Pour le socialiste Benoît Payan qui lui a succédé à la mairie, il s'agissait d'"une responsabilité politique et d'un devoir moral" de le faire: "Ce 21 février 2021 marque la fin d'un silence".

"Il fait désormais partie de notre patrimoine commun, de notre identité et de l'histoire de notre ville", a-t-il ajouté.

Après son discours, une Marseillaise est partie spontanément depuis le public rassemblé sous un ciel d'azur. Puis la première plaque Ibrahim Ali sur la désormais ex-avenue des Aygalades a été dévoilée.
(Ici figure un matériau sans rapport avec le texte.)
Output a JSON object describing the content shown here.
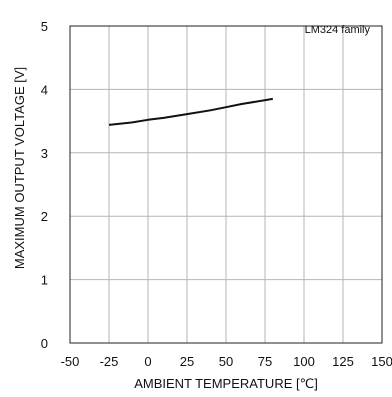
{
  "chart_data": {
    "type": "line",
    "title": "",
    "annotation": "LM324  family",
    "xlabel": "AMBIENT TEMPERATURE [℃]",
    "ylabel": "MAXIMUM OUTPUT VOLTAGE [V]",
    "xlim": [
      -50,
      150
    ],
    "ylim": [
      0,
      5
    ],
    "xticks": [
      "-50",
      "-25",
      "0",
      "25",
      "50",
      "75",
      "100",
      "125",
      "150"
    ],
    "yticks": [
      "0",
      "1",
      "2",
      "3",
      "4",
      "5"
    ],
    "grid": true,
    "series": [
      {
        "x": [
          -25,
          -10,
          0,
          10,
          25,
          40,
          50,
          60,
          80
        ],
        "y": [
          3.44,
          3.48,
          3.52,
          3.55,
          3.61,
          3.67,
          3.72,
          3.77,
          3.85
        ]
      }
    ],
    "colors": {
      "line": "#111111",
      "grid": "#b5b5b5",
      "frame": "#222222"
    }
  }
}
- Le combat contre le RN "continue" -

A Marseille, terre d'accueil cosmopolite où vit une importante communauté comorienne, ce crime raciste a profondément marqué les esprits.

La preuve, raconte aujourd'hui Nassurdine Haidari, présentant un de ses fils: Ibrahim, 7 ans, a été nommé ainsi par devoir de mémoire.

"Ibrahim Ali a été tué deux fois, une fois par les colleurs d’affiches et une fois par les quatre municipalités qui se sont succédé et qui n’ont jamais reconnu ce gamin mort honteusement et froidement", estime cet imam, qui est aussi le président du Conseil représentatif des associations noires en Provence- Alpes-Côte d'Azur.

A côté, Sandra M'homa s'éponge le coin des yeux, soulagée de voir que ce crime n'est enfin plus "caché".

"Le racisme est toujours ancré" et il s'insinue désormais "à porte fermée, entre communautés", s'inquiète cette vendeuse de 44 ans, d'origine algérienne et comorienne.

Pour beaucoup, le combat continue. "En 25 ans, on s'est trop divisé et on a créé des boulevards" pour l'extrême droite, alerte sur l'estrade Mohamed Mbé, dit Soly, qui dirigeait à l'époque l'association BVice où Ibrahim et ses amis faisaient du rap.

"Il faut qu'on soit vigilant et qu'on les sorte de notre ville définitivement", ajoute-t-il.

Juste avant, un membre du collectif Ibrahim Ali avait rappelé qu'à 800 mètres de là, le Rassemblement national a dirigé les 13e et 14e arrondissements entre 2014 et 2020, avant de perdre de peu le secteur lors des dernières municipales.